Hello Michelle, sorry for your extra pain that none of us need. On the contrary, my son's final resting place is a little under a mile from where I live, so I can't imagine it being 175 miles away. Listen , no one can judge, we all may have different coping skills. I find myself at times trying to convince myself that nothing ever happened. My youngest son has done just that, he pretends that his brother is "away" somewhere that he can't communicate or go visit him. I don't press him on it, I leave him be, he was 14 yrs old when it happened and now he's 18 and he's still doing it, that's how he copes.
Anne, thank you for your kindness and compassion. I hope I didn't mislead anyone. I was at my son's funeral, but the in-laws chose not to mention that Chris had parents or a sister. It added to the pain and made it feel even more surreal.
Anne, thank you for your kindness and compassion. I hope I didn't mislead anyone. I was at my son's funeral, but the in-laws chose not to mention that Chris had parents or a sister. It added to the pain and made it feel even more surreal.

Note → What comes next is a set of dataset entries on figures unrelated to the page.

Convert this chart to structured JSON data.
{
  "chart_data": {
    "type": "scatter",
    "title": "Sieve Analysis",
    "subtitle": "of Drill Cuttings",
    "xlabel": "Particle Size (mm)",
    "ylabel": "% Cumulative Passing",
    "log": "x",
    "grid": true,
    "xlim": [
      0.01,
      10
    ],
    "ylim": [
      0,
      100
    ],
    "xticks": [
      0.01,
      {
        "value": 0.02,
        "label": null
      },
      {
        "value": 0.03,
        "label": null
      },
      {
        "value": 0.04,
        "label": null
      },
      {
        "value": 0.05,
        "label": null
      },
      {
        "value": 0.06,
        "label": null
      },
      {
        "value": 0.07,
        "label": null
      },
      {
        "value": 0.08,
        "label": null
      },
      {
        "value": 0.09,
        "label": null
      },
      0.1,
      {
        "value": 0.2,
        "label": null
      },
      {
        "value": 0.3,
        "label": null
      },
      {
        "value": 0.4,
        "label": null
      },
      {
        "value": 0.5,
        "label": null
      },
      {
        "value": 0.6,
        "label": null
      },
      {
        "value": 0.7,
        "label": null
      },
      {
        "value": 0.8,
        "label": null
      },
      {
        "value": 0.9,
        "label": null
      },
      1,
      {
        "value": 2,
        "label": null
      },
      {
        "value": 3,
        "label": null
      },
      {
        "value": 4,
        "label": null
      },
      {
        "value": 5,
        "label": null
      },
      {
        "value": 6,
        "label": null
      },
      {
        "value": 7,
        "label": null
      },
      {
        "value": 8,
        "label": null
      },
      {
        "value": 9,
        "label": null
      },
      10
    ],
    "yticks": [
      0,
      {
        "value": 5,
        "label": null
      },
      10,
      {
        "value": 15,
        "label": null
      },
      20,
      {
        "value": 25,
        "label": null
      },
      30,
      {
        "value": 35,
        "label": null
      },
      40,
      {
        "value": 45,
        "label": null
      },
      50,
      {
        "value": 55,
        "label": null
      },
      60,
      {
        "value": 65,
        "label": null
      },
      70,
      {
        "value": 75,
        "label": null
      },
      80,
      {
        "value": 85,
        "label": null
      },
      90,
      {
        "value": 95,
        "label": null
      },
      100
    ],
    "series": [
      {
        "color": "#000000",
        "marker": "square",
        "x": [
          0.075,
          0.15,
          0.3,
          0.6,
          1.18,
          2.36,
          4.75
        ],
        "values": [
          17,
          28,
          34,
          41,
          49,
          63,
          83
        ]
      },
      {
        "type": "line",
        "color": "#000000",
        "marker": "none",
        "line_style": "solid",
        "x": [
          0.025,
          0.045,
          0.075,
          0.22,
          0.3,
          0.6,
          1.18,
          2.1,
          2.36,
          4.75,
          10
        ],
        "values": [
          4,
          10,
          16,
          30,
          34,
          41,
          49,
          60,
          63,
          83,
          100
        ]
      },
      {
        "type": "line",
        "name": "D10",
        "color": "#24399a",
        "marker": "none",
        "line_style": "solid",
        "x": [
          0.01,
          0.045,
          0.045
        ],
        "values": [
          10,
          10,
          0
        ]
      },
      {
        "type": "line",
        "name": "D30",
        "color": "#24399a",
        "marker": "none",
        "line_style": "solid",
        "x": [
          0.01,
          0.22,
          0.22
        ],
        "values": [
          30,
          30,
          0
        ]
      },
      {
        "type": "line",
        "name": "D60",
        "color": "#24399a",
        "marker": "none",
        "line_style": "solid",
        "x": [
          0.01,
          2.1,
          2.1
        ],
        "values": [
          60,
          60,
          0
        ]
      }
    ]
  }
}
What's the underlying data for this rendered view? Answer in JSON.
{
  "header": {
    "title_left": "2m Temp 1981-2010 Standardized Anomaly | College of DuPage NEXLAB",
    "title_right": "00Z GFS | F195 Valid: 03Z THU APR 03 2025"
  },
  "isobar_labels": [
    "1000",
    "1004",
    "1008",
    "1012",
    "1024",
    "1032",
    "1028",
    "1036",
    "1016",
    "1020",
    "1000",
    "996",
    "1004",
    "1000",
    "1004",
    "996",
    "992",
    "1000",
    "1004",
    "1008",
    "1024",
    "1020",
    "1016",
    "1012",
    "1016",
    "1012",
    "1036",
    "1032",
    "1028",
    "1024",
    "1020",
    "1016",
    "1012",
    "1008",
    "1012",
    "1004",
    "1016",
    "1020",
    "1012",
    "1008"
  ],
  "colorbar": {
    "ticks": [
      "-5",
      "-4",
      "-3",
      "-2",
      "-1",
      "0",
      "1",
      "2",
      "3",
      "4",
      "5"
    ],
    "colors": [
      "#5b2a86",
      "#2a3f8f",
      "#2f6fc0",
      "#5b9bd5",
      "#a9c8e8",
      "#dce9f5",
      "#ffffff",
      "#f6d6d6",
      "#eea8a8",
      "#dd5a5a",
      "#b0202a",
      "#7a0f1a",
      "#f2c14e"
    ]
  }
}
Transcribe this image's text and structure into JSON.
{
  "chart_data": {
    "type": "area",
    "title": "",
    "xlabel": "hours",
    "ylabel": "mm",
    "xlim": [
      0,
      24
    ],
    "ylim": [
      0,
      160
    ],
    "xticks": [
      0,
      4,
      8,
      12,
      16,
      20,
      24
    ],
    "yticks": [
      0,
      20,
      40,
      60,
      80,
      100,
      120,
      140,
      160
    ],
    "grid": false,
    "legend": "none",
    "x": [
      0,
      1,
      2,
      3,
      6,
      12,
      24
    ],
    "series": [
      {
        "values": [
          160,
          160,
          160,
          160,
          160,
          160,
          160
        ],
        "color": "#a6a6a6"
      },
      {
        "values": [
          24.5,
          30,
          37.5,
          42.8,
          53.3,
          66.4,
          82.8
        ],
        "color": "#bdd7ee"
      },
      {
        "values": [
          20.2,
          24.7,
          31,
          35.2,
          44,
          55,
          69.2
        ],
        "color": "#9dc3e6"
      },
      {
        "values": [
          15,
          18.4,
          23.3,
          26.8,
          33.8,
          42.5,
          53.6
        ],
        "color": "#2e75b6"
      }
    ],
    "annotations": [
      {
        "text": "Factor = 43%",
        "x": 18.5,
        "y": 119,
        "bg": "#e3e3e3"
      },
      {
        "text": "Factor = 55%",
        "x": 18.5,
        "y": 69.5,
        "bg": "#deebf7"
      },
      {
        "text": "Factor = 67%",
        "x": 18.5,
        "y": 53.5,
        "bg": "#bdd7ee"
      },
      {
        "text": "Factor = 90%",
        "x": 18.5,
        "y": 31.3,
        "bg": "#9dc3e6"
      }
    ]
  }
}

Dear Michelle, I feel so scared for you because you had some special things taken from you. I didn't get to see my little boy, but I held his body in a bag, which was bad enough, but not getting to have any connection doesn't sound good to me. I am so sorry that happened to you. I am also so sad that he's buried so far from you. We are here for you!
I feel like I'm incapable of comprehending that my son actually died. I never saw him deceased, his side of the family wasn't involved in or even mentioned at his funeral, and his grave is in a cemetery probably 175 miles from where I live. How can I grieve if I can't feel? I'm going about my life as if this tragedy didn't happen. Only rarely does a tiny bit of reality creep in. Everything is a blur from those first couple of months.
Yes, Vasanthi, I totally understand. This is so hard. Life's distractions get me through each day.
Same here Karen, I read and i retreat...was also thinking how people who have not had crushing sorrow at some time or the other in their lives, do not really understand . You do not get over this like one gets over a loss, like loss of house, job, relationship, because one can get over loss but how do you get over Love? Love - the most sacred and beautiful remains.
Trauma and stress can cause illness and body pains that a doctor can not document or find reason for. This is not in our minds but very real for many people, including myself, who experience trauma.
Karen sometimes I feel the same way. I look at my son's picture and then find myself asking, "How the hell did he get on here?" It's just so surreal. But I return because as sad as it can be it let's me know I'm ok. This site lets me know that I'm not alone in what I am experiencing. I also feel those down the road further then myself are preparing me for what is to come. Good or bad. I'm also looking for tools others use to be able to handle it.
I haven't gotten this figured out yet, but I'm trying. Somehow I will honor his life instead of crying over his death. I'm not there yet but I'm fighting and trying.
Hello to all, just wanted everyone to that I've reading your posts but it's been very difficult for me to participate. I'm very grateful for you all and my membership to this group but sometimes I feel overwhelmed that I am a member of such a group as this. My heart is with you all.